The structure of an important protein involved in cellular function and nervous system development have been mapped out by scientists from The Scripps Research Institute (TSRI), working closely with researchers at the National Institutes of Health (NIH).
The new structure give critical clues for understanding how the protein binds to cellular components. It’s also the first structure determined of any ligase in the tubulin tyrosine ligase-like (TTLL) family.
Scientists have been especially curious about the role of TTLLs because mutations in these proteins have been linked to a range of neurodegenerative diseases, including retinal dystrophy and the rare Joubert syndrome.
Elizabeth Wilson-Kubalek, senior staff scientist in Professor Ron Milligan’s laboratory at TSRI and co-first author of the paper with Christopher Garnham and Annapurna Vemu of the NIH’s National Institute of Neurological Disorders and Stroke (NINDS), said:
“This protein is highly expressed in the nervous system and has an integral role in neuronal development.”
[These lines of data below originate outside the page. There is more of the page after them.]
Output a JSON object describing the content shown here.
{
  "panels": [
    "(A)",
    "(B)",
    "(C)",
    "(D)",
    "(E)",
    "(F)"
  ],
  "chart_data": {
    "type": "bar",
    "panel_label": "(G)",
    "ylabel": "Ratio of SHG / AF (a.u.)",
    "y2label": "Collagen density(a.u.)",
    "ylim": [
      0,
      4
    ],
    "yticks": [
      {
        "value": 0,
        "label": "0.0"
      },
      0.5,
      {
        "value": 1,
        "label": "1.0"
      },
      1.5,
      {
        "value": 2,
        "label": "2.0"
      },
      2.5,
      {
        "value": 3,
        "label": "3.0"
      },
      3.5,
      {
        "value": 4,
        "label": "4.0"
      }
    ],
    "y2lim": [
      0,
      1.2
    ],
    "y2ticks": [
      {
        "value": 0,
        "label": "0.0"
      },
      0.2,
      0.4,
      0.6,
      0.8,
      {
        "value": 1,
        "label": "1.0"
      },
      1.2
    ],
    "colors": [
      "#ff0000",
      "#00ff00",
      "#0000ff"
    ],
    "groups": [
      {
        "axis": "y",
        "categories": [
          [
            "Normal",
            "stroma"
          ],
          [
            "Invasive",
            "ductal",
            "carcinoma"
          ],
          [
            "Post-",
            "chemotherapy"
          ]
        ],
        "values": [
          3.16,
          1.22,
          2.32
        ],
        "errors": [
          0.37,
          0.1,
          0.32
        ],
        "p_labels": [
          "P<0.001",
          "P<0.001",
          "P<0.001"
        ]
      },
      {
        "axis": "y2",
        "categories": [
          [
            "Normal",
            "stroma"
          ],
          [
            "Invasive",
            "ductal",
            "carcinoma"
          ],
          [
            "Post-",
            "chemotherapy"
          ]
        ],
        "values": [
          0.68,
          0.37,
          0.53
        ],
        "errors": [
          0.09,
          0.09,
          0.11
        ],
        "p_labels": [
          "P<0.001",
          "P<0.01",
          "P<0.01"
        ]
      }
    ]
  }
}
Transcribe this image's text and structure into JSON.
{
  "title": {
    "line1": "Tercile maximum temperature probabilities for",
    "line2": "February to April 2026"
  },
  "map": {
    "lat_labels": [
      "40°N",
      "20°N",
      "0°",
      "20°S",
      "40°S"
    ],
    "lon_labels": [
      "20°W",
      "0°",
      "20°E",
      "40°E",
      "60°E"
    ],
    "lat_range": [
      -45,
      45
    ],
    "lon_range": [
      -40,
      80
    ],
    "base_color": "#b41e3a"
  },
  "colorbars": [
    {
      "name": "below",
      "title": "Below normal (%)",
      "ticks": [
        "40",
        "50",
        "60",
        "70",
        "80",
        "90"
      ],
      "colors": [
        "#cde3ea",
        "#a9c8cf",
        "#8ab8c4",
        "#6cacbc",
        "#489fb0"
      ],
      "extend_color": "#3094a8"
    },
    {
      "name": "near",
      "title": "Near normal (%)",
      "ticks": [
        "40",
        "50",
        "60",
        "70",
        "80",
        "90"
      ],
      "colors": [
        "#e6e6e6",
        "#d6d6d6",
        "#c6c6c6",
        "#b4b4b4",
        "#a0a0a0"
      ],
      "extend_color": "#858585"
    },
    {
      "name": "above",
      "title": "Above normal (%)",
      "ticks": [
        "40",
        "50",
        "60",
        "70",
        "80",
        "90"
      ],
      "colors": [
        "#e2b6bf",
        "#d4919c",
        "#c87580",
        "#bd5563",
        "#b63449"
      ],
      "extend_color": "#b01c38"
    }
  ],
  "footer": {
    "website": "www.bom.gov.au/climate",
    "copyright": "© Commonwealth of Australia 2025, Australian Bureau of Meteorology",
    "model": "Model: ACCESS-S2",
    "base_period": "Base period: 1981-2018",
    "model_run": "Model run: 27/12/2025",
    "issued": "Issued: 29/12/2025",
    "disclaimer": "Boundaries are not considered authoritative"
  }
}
Previous research had shown that TTLL7 modifies microtubules, hollow tubes that transport cellular components and act as highways and scaffolding in the cell, by adding one or more molecules of the amino acid glutamate.
But exactly how has remained a mystery. The new study goes a long way to answering that question.
In the study, researchers saw for the first time how three positively charged regions of TTLL7 interact with the microtubule substrate.
Most importantly, they found that the active site of TTLL7 is ideally positioned to contact the negatively charged “beta-tail” of beta-tubulin, one of the two protein building blocks of the microtubule polymer (alpha- and beta-tubulin).
The alpha and beta “tails” that protrude from the microtubule surface are known sites for modification, which in turn, determine which motors and associated protein will bind to the microtubule.
These findings add to the growing understanding of the “tubulin code“, a phenomenon where TTLL7 and similar proteins add amino acids to microtubules and prompt them to fast-track certain proteins for transport.
Said Gabriel Lander, an assistant professor at TSRI and a co-author of the new study:
“It’s like opening up new lanes of traffic.”
The researchers were able to solve the structure of TTLL7 by combining x-ray crystallography and electron microscopy (EM).
The team at NIH, led by the paper’s senior author Antonina Roll-Mecak, used x-ray beams to create an atomic structure of the crystallized TTLL7 protein. The team at TSRI then used electron microscopy, which pelts samples with high-energy electrons, to see what TTLL7 looks like when bound to a microtubule.
The atomic structure from the NIH team could be fit into the lower-resolution 3D EM image reconstruction to identify the regions of the protein that interacted with the microtubule surface.
“Merging two structural techniques and biochemistry led us to a more complete story,” said Wilson-Kubalek. “It’s really exciting to see something no one has ever seen before.”
Wilson-Kubalek compares the research to putting together a puzzle. With this new piece in place, the researchers can tackle new aspects of microtubule function and work toward applications in human health.
“The take-home message is that this is the first time we’ve seen how this protein sits on the microtubule, and this is going to be of major importance down the road,” Wilson-Kubalek added.